Vendre un bien reçu en héritage soulève une question fiscale particulière : à partir de quelle valeur calcule-t-on la plus-value ? La réponse n’est pas le prix payé autrefois par le défunt, mais la valeur retenue dans la succession. Cette règle change tout, et elle s’accompagne de spécificités liées à l’indivision entre héritiers. Voici ce qu’il faut savoir avant de signer.

📌 L’essentiel en bref

Pour un bien hérité, la plus-value se calcule à partir de la valeur vénale déclarée dans la succession, soit la valeur au jour du décès.
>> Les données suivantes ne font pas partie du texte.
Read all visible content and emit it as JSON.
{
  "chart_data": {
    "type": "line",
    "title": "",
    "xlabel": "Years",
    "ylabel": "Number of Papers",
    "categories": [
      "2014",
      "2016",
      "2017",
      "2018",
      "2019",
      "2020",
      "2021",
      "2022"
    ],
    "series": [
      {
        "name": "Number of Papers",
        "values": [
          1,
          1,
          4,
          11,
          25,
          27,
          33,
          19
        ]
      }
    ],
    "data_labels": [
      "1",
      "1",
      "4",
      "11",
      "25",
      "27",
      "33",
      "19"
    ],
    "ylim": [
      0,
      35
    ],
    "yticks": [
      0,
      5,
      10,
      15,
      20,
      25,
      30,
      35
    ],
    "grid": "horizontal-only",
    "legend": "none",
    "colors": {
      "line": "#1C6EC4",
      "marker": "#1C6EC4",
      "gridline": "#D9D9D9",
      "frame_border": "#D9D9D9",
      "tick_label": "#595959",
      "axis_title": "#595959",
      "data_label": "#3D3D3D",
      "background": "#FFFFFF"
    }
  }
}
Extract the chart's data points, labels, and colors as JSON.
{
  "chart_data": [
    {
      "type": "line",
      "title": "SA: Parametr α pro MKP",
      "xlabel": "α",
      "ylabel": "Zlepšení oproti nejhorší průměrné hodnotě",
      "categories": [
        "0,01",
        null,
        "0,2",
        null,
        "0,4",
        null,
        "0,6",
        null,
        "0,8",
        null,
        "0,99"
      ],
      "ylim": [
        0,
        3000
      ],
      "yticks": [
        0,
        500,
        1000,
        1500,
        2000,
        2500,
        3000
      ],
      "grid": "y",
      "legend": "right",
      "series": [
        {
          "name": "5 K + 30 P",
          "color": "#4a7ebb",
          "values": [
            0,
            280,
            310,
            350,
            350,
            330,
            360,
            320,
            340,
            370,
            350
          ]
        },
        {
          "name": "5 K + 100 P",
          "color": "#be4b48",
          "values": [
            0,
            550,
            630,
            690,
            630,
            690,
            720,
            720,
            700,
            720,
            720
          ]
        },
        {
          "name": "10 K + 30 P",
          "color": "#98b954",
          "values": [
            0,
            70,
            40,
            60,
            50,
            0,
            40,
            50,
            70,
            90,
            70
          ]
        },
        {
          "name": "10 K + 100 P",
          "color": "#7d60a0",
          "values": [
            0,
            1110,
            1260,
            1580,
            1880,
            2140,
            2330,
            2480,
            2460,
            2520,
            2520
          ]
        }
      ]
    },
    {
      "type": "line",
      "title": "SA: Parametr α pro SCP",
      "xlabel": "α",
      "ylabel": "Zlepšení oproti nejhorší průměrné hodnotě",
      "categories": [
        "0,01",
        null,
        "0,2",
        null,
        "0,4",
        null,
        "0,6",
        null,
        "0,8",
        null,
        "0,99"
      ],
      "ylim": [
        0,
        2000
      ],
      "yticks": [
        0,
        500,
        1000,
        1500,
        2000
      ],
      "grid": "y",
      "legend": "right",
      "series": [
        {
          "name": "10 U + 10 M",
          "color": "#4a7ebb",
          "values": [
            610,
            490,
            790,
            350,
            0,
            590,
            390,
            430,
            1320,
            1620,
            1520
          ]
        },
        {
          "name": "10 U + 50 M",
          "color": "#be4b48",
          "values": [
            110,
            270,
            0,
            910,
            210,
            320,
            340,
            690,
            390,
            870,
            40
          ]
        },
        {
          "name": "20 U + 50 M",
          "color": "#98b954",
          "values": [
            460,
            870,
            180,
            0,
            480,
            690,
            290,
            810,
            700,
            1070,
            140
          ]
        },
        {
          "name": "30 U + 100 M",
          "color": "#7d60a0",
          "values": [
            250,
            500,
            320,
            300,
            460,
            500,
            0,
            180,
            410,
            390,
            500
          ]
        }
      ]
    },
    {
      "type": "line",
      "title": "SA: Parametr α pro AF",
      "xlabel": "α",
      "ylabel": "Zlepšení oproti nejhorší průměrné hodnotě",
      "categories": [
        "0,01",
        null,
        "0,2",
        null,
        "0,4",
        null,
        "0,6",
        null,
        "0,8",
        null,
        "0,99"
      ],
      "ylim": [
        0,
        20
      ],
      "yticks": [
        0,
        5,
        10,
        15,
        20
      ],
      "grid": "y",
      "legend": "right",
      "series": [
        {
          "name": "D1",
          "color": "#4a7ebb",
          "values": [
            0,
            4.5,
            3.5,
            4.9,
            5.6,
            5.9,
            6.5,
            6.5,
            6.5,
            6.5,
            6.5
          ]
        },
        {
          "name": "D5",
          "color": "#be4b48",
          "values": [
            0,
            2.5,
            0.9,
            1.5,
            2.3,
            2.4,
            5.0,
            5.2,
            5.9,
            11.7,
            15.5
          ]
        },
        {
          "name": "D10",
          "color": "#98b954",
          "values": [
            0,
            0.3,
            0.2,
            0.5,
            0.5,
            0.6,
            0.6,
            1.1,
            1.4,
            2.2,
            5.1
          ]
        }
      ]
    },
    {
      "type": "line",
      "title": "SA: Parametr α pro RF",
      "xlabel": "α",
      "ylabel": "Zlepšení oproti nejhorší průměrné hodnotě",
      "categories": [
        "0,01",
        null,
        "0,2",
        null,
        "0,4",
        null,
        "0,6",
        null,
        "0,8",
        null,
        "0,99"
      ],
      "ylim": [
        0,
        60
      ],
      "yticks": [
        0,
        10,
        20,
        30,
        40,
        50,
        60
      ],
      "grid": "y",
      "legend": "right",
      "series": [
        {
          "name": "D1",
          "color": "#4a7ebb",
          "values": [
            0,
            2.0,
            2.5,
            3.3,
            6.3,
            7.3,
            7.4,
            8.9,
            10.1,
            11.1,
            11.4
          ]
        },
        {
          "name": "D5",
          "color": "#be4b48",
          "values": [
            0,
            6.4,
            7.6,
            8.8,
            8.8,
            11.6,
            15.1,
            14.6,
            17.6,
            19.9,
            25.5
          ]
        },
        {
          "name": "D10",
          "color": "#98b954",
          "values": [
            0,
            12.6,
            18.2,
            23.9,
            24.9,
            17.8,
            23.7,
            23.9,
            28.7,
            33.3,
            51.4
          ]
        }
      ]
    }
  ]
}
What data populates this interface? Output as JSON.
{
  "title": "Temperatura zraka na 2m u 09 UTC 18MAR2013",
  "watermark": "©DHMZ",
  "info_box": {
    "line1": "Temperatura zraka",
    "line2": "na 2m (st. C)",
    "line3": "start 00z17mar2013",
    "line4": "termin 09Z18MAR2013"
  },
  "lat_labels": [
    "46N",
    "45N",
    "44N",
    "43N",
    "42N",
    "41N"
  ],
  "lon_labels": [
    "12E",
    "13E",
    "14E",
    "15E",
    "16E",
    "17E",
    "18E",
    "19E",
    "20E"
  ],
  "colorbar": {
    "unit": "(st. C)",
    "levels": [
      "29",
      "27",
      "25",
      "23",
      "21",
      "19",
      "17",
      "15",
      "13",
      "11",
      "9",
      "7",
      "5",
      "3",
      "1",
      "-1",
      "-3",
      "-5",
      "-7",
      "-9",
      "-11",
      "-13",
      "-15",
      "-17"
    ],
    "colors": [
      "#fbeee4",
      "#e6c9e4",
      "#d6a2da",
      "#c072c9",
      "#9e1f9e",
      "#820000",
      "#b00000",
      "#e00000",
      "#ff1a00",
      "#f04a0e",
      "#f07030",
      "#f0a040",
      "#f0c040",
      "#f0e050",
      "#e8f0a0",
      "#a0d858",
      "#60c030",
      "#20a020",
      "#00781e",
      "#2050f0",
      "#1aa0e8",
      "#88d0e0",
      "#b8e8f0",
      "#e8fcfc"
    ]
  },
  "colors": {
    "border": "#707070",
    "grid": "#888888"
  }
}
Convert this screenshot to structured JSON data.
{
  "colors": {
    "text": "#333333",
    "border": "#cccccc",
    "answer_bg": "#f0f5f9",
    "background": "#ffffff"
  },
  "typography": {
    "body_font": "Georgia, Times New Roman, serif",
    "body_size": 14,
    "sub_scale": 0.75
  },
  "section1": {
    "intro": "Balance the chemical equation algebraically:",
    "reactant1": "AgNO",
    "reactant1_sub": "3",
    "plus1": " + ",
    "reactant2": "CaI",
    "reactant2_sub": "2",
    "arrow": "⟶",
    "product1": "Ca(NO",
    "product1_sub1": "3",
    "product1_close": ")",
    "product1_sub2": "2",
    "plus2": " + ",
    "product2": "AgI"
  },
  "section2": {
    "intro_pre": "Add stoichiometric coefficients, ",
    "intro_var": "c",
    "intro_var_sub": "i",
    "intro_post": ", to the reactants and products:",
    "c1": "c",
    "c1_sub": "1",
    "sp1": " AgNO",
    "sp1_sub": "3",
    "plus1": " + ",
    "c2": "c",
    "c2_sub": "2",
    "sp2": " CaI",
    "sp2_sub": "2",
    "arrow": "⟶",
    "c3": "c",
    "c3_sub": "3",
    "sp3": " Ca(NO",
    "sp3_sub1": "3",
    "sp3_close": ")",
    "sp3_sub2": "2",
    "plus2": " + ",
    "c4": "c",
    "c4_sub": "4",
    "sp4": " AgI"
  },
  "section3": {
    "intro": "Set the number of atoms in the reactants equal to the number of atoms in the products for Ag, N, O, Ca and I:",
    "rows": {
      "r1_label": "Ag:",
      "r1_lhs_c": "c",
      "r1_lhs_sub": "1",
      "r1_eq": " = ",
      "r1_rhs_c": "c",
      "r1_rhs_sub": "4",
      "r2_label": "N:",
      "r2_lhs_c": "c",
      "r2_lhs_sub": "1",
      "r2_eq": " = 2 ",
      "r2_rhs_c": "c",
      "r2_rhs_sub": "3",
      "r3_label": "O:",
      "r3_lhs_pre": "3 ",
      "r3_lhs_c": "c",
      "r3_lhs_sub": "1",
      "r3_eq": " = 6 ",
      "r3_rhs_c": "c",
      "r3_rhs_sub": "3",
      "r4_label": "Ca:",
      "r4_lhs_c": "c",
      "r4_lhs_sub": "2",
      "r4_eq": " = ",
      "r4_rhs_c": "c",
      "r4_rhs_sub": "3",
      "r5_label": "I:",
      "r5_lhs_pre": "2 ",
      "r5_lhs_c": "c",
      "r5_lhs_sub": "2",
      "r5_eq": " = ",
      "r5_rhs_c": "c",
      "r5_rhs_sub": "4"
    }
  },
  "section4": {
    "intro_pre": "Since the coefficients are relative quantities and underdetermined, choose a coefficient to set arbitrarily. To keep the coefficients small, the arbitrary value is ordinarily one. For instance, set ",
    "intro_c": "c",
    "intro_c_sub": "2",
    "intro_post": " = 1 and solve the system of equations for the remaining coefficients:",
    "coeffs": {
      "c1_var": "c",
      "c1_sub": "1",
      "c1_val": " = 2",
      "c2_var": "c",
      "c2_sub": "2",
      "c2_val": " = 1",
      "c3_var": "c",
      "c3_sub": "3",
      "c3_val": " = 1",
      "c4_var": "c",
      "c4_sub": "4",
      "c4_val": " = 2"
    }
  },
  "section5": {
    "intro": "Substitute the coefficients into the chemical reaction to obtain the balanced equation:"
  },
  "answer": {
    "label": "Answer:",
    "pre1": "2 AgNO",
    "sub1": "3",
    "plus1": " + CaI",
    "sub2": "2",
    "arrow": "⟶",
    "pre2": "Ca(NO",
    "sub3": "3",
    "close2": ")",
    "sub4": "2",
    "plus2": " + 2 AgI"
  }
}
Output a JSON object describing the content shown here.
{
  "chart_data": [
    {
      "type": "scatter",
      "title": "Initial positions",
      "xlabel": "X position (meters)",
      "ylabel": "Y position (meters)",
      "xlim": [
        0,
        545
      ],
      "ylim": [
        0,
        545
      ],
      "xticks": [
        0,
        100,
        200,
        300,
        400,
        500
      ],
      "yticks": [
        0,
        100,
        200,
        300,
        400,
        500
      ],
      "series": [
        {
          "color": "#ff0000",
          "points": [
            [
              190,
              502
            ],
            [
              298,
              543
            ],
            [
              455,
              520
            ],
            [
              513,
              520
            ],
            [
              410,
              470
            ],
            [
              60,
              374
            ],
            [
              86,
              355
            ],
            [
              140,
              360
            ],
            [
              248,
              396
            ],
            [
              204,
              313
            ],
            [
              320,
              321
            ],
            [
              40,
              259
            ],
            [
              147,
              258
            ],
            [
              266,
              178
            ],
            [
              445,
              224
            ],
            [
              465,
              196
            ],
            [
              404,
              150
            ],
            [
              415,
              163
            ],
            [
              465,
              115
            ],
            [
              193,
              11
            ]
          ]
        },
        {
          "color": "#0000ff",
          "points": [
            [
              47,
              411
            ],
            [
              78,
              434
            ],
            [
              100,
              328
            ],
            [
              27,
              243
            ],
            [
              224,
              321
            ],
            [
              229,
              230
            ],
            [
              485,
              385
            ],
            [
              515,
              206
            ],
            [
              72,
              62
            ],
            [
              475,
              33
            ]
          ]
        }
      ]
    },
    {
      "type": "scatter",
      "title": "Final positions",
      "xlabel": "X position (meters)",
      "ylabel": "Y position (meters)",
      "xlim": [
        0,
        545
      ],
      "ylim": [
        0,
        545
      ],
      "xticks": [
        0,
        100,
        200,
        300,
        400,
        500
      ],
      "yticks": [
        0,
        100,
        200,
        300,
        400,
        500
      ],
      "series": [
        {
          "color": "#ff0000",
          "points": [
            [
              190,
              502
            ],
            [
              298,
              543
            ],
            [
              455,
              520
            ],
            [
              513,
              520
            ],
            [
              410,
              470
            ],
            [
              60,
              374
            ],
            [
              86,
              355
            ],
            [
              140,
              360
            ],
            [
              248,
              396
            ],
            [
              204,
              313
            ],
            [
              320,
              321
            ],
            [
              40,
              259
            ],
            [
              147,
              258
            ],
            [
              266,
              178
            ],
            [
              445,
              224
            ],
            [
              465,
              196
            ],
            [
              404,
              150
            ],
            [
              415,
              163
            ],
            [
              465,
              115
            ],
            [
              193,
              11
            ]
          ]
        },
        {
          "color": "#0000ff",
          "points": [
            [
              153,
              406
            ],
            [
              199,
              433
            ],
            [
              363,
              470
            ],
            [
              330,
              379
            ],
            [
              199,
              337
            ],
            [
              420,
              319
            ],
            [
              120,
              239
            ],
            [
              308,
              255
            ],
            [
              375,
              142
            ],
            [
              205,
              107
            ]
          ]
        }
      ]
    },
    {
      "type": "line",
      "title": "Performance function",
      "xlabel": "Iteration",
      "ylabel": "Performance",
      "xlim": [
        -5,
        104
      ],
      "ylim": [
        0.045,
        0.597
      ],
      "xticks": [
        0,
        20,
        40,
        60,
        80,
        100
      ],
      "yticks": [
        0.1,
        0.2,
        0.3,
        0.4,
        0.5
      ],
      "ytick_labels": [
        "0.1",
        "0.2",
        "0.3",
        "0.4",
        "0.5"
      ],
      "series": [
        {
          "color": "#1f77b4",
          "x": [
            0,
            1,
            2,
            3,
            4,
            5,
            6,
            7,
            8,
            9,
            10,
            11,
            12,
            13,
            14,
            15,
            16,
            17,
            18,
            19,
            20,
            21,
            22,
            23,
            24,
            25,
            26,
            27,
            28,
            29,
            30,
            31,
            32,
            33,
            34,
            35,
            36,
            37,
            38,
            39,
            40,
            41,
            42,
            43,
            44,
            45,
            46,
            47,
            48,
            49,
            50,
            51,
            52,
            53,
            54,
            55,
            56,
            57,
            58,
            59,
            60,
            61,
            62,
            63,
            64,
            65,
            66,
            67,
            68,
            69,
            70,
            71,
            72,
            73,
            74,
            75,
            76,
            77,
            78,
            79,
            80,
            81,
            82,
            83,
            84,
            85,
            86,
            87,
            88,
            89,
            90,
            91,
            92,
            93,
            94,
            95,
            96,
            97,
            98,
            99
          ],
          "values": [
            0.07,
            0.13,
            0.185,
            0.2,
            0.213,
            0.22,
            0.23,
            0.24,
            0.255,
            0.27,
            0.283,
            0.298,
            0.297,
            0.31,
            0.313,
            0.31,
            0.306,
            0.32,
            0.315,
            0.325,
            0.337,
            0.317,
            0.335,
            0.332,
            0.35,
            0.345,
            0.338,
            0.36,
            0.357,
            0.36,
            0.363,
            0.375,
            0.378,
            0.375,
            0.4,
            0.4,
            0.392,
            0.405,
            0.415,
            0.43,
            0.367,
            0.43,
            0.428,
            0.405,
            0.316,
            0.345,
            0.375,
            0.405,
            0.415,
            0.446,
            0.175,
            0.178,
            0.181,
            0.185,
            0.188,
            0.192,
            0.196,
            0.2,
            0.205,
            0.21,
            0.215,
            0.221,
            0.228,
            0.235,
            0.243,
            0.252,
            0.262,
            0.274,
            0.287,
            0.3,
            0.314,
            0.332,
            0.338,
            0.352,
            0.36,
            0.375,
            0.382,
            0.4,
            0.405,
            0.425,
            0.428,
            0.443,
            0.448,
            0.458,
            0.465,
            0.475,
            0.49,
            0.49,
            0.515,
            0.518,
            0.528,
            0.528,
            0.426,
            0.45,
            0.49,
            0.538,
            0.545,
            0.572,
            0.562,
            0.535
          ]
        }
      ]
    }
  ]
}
Les droits de succession et les frais de notaire payés s’ajoutent au prix de revient. Les abattements pour durée de détention se comptent depuis la date du décès. En présence de plusieurs héritiers, la vente exige l’accord de tous les indivisaires.

Comment déterminer la valeur de référence lors de la vente d’un bien hérité

Le point de départ du calcul est la valeur vénale du bien déclarée dans la déclaration de succession. Il s’agit de la valeur de marché au jour du décès, telle qu’elle a été retenue pour liquider les droits. Cette valeur remplace le prix d’achat historique et sert de base à la plus-value lors de la revente.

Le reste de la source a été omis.